Why Storage Is Not The Problem (And What Actually Is)
- Marieke Rijksen

- 1 day ago
- 3 min read
At some point in almost every home, the same conclusion is reached, usually while standing in the hallway with a bag slipping off one shoulder, a coat already halfway to the floor, and at least one shoe nowhere near where it was meant to end up. The conclusion is simple and reassuring: we just need more storage.

It sounds logical, even sensible, as though the right cupboard in exactly the right place will finally bring order to everything. And sometimes that is true. But far more often, storage becomes a convenient explanation rather than the actual issue.
I have walked into countless homes where storage was not lacking in the slightest. There were cupboards, drawers, shelves and well thought through solutions everywhere, yet the same familiar scenes kept repeating themselves. Bags lived on chairs, shoes gathered near the door, and paperwork quietly took over the dining table.
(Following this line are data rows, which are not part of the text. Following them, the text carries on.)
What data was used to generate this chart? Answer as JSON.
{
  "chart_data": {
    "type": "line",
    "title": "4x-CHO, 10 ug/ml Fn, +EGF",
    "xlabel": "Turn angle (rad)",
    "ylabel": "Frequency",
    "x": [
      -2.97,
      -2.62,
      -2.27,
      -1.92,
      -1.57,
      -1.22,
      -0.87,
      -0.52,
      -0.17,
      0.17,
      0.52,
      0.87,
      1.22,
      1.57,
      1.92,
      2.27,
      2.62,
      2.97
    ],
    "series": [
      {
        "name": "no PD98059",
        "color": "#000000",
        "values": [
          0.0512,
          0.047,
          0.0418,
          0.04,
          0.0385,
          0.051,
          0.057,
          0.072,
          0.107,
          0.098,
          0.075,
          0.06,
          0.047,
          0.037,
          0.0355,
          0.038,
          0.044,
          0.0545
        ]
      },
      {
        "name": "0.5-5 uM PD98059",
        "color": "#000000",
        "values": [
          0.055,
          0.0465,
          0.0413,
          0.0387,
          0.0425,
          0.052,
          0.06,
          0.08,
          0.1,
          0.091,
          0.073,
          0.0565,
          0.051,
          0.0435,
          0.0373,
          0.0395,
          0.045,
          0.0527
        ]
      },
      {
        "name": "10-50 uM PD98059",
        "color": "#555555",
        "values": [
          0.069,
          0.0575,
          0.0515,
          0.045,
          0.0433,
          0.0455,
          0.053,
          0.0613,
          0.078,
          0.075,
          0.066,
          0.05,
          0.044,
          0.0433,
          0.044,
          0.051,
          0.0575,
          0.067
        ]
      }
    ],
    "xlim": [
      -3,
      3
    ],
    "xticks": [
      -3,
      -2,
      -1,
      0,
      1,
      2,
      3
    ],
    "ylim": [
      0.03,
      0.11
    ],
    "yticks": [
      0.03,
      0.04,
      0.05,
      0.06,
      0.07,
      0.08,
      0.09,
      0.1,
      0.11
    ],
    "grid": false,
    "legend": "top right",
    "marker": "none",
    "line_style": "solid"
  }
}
Not because people did not care, but because the house was subtly asking them to behave in ways that did not quite match real life.

When Storage Exists But Is Ignored
What usually happens in these homes is not a shortage of space, but a quiet mismatch between storage and behaviour. Things are stored where they fit on paper, not where they naturally belong during the day.
The hallway cupboard looks perfect in theory, but no one actually opens it when they come home. The kitchen drawers are beautifully organised, yet the items used every morning still end up on the counter because that is simply faster.
Over time, the house teaches its occupants which rules are optional, and storage slowly becomes something that exists rather than something that works.
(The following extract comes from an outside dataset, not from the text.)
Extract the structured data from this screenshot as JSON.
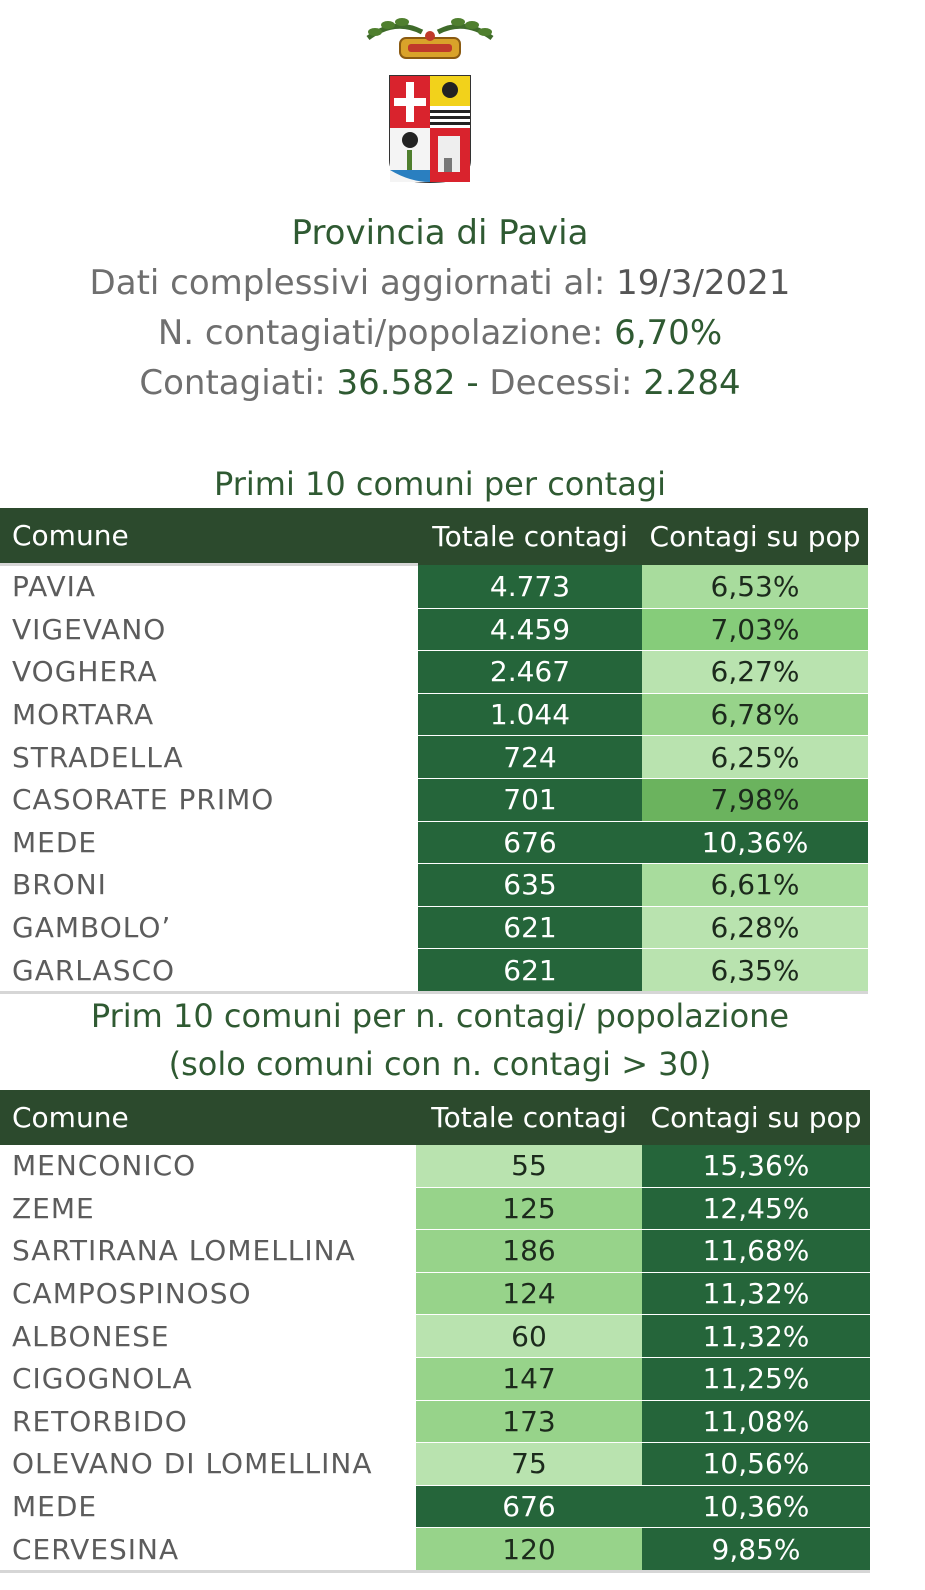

The Myth Of The Perfectly Clear Surface
There is a persistent belief that calm homes are defined by empty surfaces, by counters and sideboards that remain permanently clear and untouched. In reality, most homes need a few honest landing zones where everyday items can pause without immediately being labelled as clutter.
Keys, post, phones, a half-read magazine, all need somewhere acceptable to land. When every surface is expected to stay pristine, mess does not disappear; it just relocates, usually to places that are far more annoying and far less intentional.

Why Built-In Storage Often Falls Short
Built-in storage is often presented as the ultimate solution, promising clean lines, hidden clutter and a sense of control. The appeal is obvious, but the problem is that life rarely stays aligned with a floor plan.
Habits change, families grow, routines shift. Storage that worked perfectly at one stage can quietly become awkward and overfilled at another. Built-ins designed without flexibility tend to fail slowly, not dramatically, until the home starts to feel harder to live in rather than easier.
I have seen beautifully designed built-ins that were technically flawless and practically frustrating, simply because they were designed for how someone thought they should live, not how they actually do.
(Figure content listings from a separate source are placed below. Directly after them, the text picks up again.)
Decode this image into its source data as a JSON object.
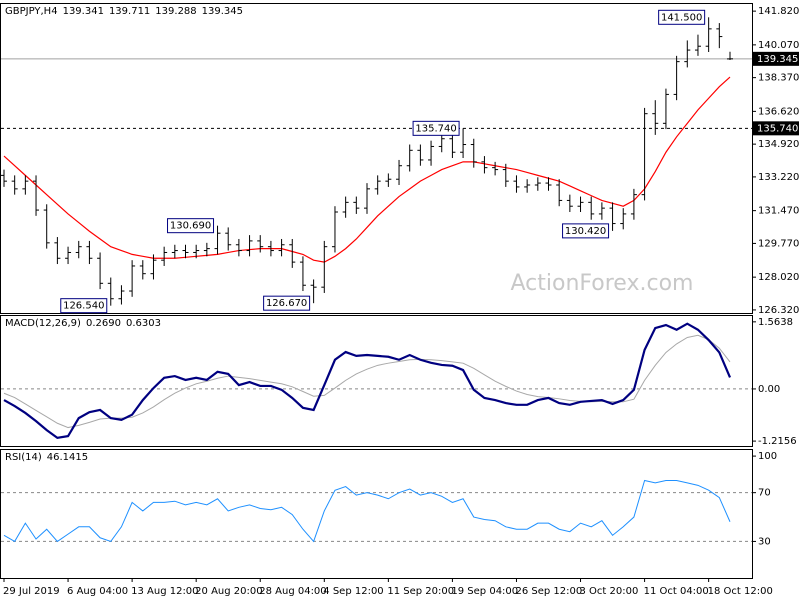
{
  "chart_data": [
    {
      "type": "ohlc",
      "title": "GBPJPY,H4",
      "color": "#000000",
      "open": [
        133.3,
        133.0,
        132.6,
        133.0,
        131.5,
        129.8,
        129.0,
        129.3,
        129.6,
        129.0,
        127.7,
        126.9,
        127.3,
        128.6,
        128.2,
        128.9,
        129.3,
        129.4,
        129.3,
        129.4,
        129.5,
        130.3,
        129.7,
        129.4,
        129.9,
        129.6,
        129.4,
        129.7,
        128.8,
        127.6,
        127.5,
        129.6,
        131.4,
        131.9,
        131.6,
        132.6,
        133.0,
        133.1,
        133.8,
        134.6,
        134.1,
        134.8,
        135.2,
        134.5,
        134.9,
        134.0,
        133.7,
        133.6,
        133.0,
        132.7,
        132.8,
        132.9,
        132.8,
        132.0,
        131.7,
        131.9,
        131.3,
        131.6,
        130.8,
        131.3,
        132.3,
        136.5,
        136.0,
        137.5,
        139.2,
        139.8,
        140.0,
        140.9,
        139.341
      ],
      "high": [
        133.6,
        133.3,
        133.3,
        133.3,
        131.8,
        130.1,
        129.6,
        129.9,
        129.9,
        129.3,
        128.0,
        127.6,
        128.9,
        128.9,
        129.2,
        129.6,
        129.7,
        129.7,
        129.7,
        129.8,
        130.69,
        130.6,
        130.0,
        130.2,
        130.2,
        129.9,
        130.0,
        130.0,
        129.1,
        127.9,
        129.9,
        131.7,
        132.2,
        132.2,
        132.9,
        133.3,
        133.4,
        134.1,
        134.9,
        134.9,
        135.1,
        135.5,
        135.5,
        135.74,
        135.2,
        134.3,
        134.0,
        133.9,
        133.3,
        133.1,
        133.2,
        133.2,
        133.1,
        132.3,
        132.2,
        132.2,
        131.9,
        131.9,
        131.6,
        132.6,
        136.8,
        137.2,
        137.8,
        139.5,
        140.3,
        140.6,
        141.5,
        141.2,
        139.711
      ],
      "low": [
        132.7,
        132.3,
        132.3,
        131.2,
        129.5,
        128.7,
        128.7,
        129.0,
        128.7,
        127.4,
        126.54,
        126.6,
        127.0,
        127.9,
        127.9,
        128.6,
        129.0,
        129.0,
        129.0,
        129.1,
        129.2,
        129.4,
        129.1,
        129.1,
        129.3,
        129.1,
        129.1,
        128.5,
        127.3,
        126.67,
        127.2,
        129.3,
        131.1,
        131.3,
        131.3,
        132.3,
        132.7,
        132.8,
        133.5,
        133.8,
        133.8,
        134.5,
        134.2,
        134.2,
        133.7,
        133.4,
        133.3,
        132.7,
        132.4,
        132.4,
        132.5,
        132.5,
        131.7,
        131.4,
        131.4,
        131.0,
        131.0,
        130.42,
        130.5,
        131.0,
        132.0,
        135.4,
        135.7,
        137.2,
        138.9,
        139.5,
        139.7,
        139.9,
        139.288
      ],
      "close": [
        133.0,
        132.6,
        133.0,
        131.5,
        129.8,
        129.0,
        129.3,
        129.6,
        129.0,
        127.7,
        126.9,
        127.3,
        128.6,
        128.2,
        128.9,
        129.3,
        129.4,
        129.3,
        129.4,
        129.5,
        130.3,
        129.7,
        129.4,
        129.9,
        129.6,
        129.4,
        129.7,
        128.8,
        127.6,
        127.5,
        129.6,
        131.4,
        131.9,
        131.6,
        132.6,
        133.0,
        133.1,
        133.8,
        134.6,
        134.1,
        134.8,
        135.2,
        134.5,
        134.9,
        134.0,
        133.7,
        133.6,
        133.0,
        132.7,
        132.8,
        132.9,
        132.8,
        132.0,
        131.7,
        131.9,
        131.3,
        131.6,
        130.8,
        131.3,
        132.3,
        136.5,
        136.0,
        137.5,
        139.2,
        139.8,
        140.0,
        140.9,
        140.5,
        139.345
      ],
      "ma": {
        "color": "#ff0000",
        "values": [
          134.3,
          133.8,
          133.3,
          132.8,
          132.3,
          131.8,
          131.3,
          130.85,
          130.4,
          130.0,
          129.6,
          129.4,
          129.2,
          129.1,
          129.0,
          129.0,
          129.0,
          129.05,
          129.1,
          129.15,
          129.2,
          129.3,
          129.4,
          129.45,
          129.5,
          129.5,
          129.5,
          129.35,
          129.2,
          128.9,
          128.8,
          129.1,
          129.5,
          130.0,
          130.6,
          131.2,
          131.7,
          132.2,
          132.6,
          133.0,
          133.3,
          133.6,
          133.8,
          134.0,
          134.0,
          133.9,
          133.8,
          133.7,
          133.6,
          133.45,
          133.3,
          133.15,
          133.0,
          132.75,
          132.5,
          132.25,
          132.0,
          131.85,
          131.7,
          132.0,
          132.6,
          133.5,
          134.5,
          135.3,
          136.0,
          136.7,
          137.3,
          137.9,
          138.4
        ]
      },
      "ylim": [
        126.16,
        142.19
      ],
      "yticks": [
        {
          "value": 141.82,
          "label": "141.820"
        },
        {
          "value": 140.07,
          "label": "140.070"
        },
        {
          "value": 138.37,
          "label": "138.370"
        },
        {
          "value": 136.62,
          "label": "136.620"
        },
        {
          "value": 134.92,
          "label": "134.920"
        },
        {
          "value": 133.22,
          "label": "133.220"
        },
        {
          "value": 131.47,
          "label": "131.470"
        },
        {
          "value": 129.77,
          "label": "129.770"
        },
        {
          "value": 128.02,
          "label": "128.020"
        },
        {
          "value": 126.32,
          "label": "126.320"
        }
      ],
      "annotations": [
        {
          "value": 141.5,
          "label": "141.500"
        },
        {
          "value": 135.74,
          "label": "135.740"
        },
        {
          "value": 130.69,
          "label": "130.690"
        },
        {
          "value": 130.42,
          "label": "130.420"
        },
        {
          "value": 126.54,
          "label": "126.540"
        },
        {
          "value": 126.67,
          "label": "126.670"
        }
      ],
      "last_price": {
        "value": 139.345,
        "label": "139.345"
      },
      "level": {
        "value": 135.74,
        "label": "135.740"
      },
      "watermark": "ActionForex.com"
    },
    {
      "type": "macd",
      "title": "MACD(12,26,9)",
      "series": [
        {
          "color": "#000080",
          "values": [
            -0.26,
            -0.4,
            -0.56,
            -0.75,
            -0.96,
            -1.14,
            -1.1,
            -0.68,
            -0.54,
            -0.49,
            -0.68,
            -0.72,
            -0.6,
            -0.26,
            0.02,
            0.26,
            0.3,
            0.21,
            0.26,
            0.21,
            0.4,
            0.35,
            0.09,
            0.16,
            0.07,
            0.07,
            -0.02,
            -0.21,
            -0.44,
            -0.49,
            0.09,
            0.68,
            0.86,
            0.77,
            0.79,
            0.77,
            0.75,
            0.68,
            0.79,
            0.68,
            0.61,
            0.56,
            0.54,
            0.44,
            -0.02,
            -0.21,
            -0.26,
            -0.33,
            -0.37,
            -0.37,
            -0.26,
            -0.21,
            -0.33,
            -0.37,
            -0.3,
            -0.28,
            -0.26,
            -0.35,
            -0.26,
            -0.02,
            0.91,
            1.42,
            1.49,
            1.38,
            1.52,
            1.38,
            1.14,
            0.85,
            0.269
          ]
        },
        {
          "color": "#a8a8a8",
          "values": [
            -0.1,
            -0.2,
            -0.35,
            -0.5,
            -0.65,
            -0.8,
            -0.9,
            -0.85,
            -0.78,
            -0.7,
            -0.68,
            -0.68,
            -0.66,
            -0.56,
            -0.42,
            -0.25,
            -0.1,
            0.02,
            0.12,
            0.18,
            0.25,
            0.3,
            0.27,
            0.24,
            0.2,
            0.16,
            0.12,
            0.05,
            -0.06,
            -0.17,
            -0.15,
            0.02,
            0.2,
            0.35,
            0.46,
            0.55,
            0.6,
            0.64,
            0.68,
            0.69,
            0.68,
            0.66,
            0.63,
            0.6,
            0.48,
            0.33,
            0.18,
            0.06,
            -0.05,
            -0.13,
            -0.18,
            -0.2,
            -0.23,
            -0.27,
            -0.29,
            -0.3,
            -0.29,
            -0.3,
            -0.3,
            -0.24,
            0.2,
            0.55,
            0.85,
            1.05,
            1.2,
            1.25,
            1.15,
            0.95,
            0.6303
          ]
        }
      ],
      "readout": [
        {
          "value": 0.269,
          "label": "0.2690"
        },
        0.6303
      ],
      "ylim": [
        -1.33,
        1.7
      ],
      "yticks": [
        1.5638,
        {
          "value": 0,
          "label": "0.00"
        },
        -1.2156
      ],
      "levels": [
        0
      ]
    },
    {
      "type": "line",
      "title": "RSI(14)",
      "readout": 46.1415,
      "series": [
        {
          "color": "#1e90ff",
          "values": [
            35,
            30,
            45,
            32,
            40,
            30,
            36,
            42,
            42,
            33,
            30,
            42,
            62,
            55,
            62,
            62,
            63,
            60,
            62,
            60,
            65,
            55,
            58,
            60,
            57,
            56,
            58,
            52,
            40,
            30,
            55,
            72,
            75,
            68,
            70,
            68,
            65,
            70,
            73,
            68,
            70,
            67,
            62,
            65,
            50,
            48,
            47,
            42,
            40,
            40,
            45,
            45,
            40,
            38,
            45,
            42,
            47,
            35,
            42,
            50,
            80,
            78,
            80,
            80,
            78,
            76,
            72,
            66,
            46.1415
          ]
        }
      ],
      "ylim": [
        0,
        105
      ],
      "yticks": [
        100,
        70,
        30
      ],
      "levels": [
        70,
        30
      ],
      "categories": [
        "29 Jul 2019",
        null,
        null,
        null,
        null,
        null,
        "6 Aug 04:00",
        null,
        null,
        null,
        null,
        null,
        "13 Aug 12:00",
        null,
        null,
        null,
        null,
        null,
        "20 Aug 20:00",
        null,
        null,
        null,
        null,
        null,
        "28 Aug 04:00",
        null,
        null,
        null,
        null,
        null,
        "4 Sep 12:00",
        null,
        null,
        null,
        null,
        null,
        "11 Sep 20:00",
        null,
        null,
        null,
        null,
        null,
        "19 Sep 04:00",
        null,
        null,
        null,
        null,
        null,
        "26 Sep 12:00",
        null,
        null,
        null,
        null,
        null,
        "3 Oct 20:00",
        null,
        null,
        null,
        null,
        null,
        "11 Oct 04:00",
        null,
        null,
        null,
        null,
        null,
        "18 Oct 12:00",
        null,
        null
      ]
    }
  ]
}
Storage Should Follow Life, Not Correct It
Good storage rarely starts with furniture. It starts with paying attention.
Where do shoes really come off? Where does the bag land when someone walks in? Where does the post end up before it is dealt with? These are not bad habits in need of fixing; they are information about how the home is being used.
When storage supports these patterns, clutter reduces almost automatically. When storage works against them, no amount of cupboards will ever feel like enough.

A Home Is Not A Filing System
Some mess is not a design failure; it is simply evidence of life happening. The calmest homes are not the ones with the most storage, but the ones that tolerate everyday use without constant correction.

They allow things to be visible, to move, to exist between moments of tidying. The goal of storage is not perfection, but ease. A home should work with you rather than require daily negotiation to remain presentable.
Sometimes the most effective design decision is not adding more storage at all, but designing less against reality.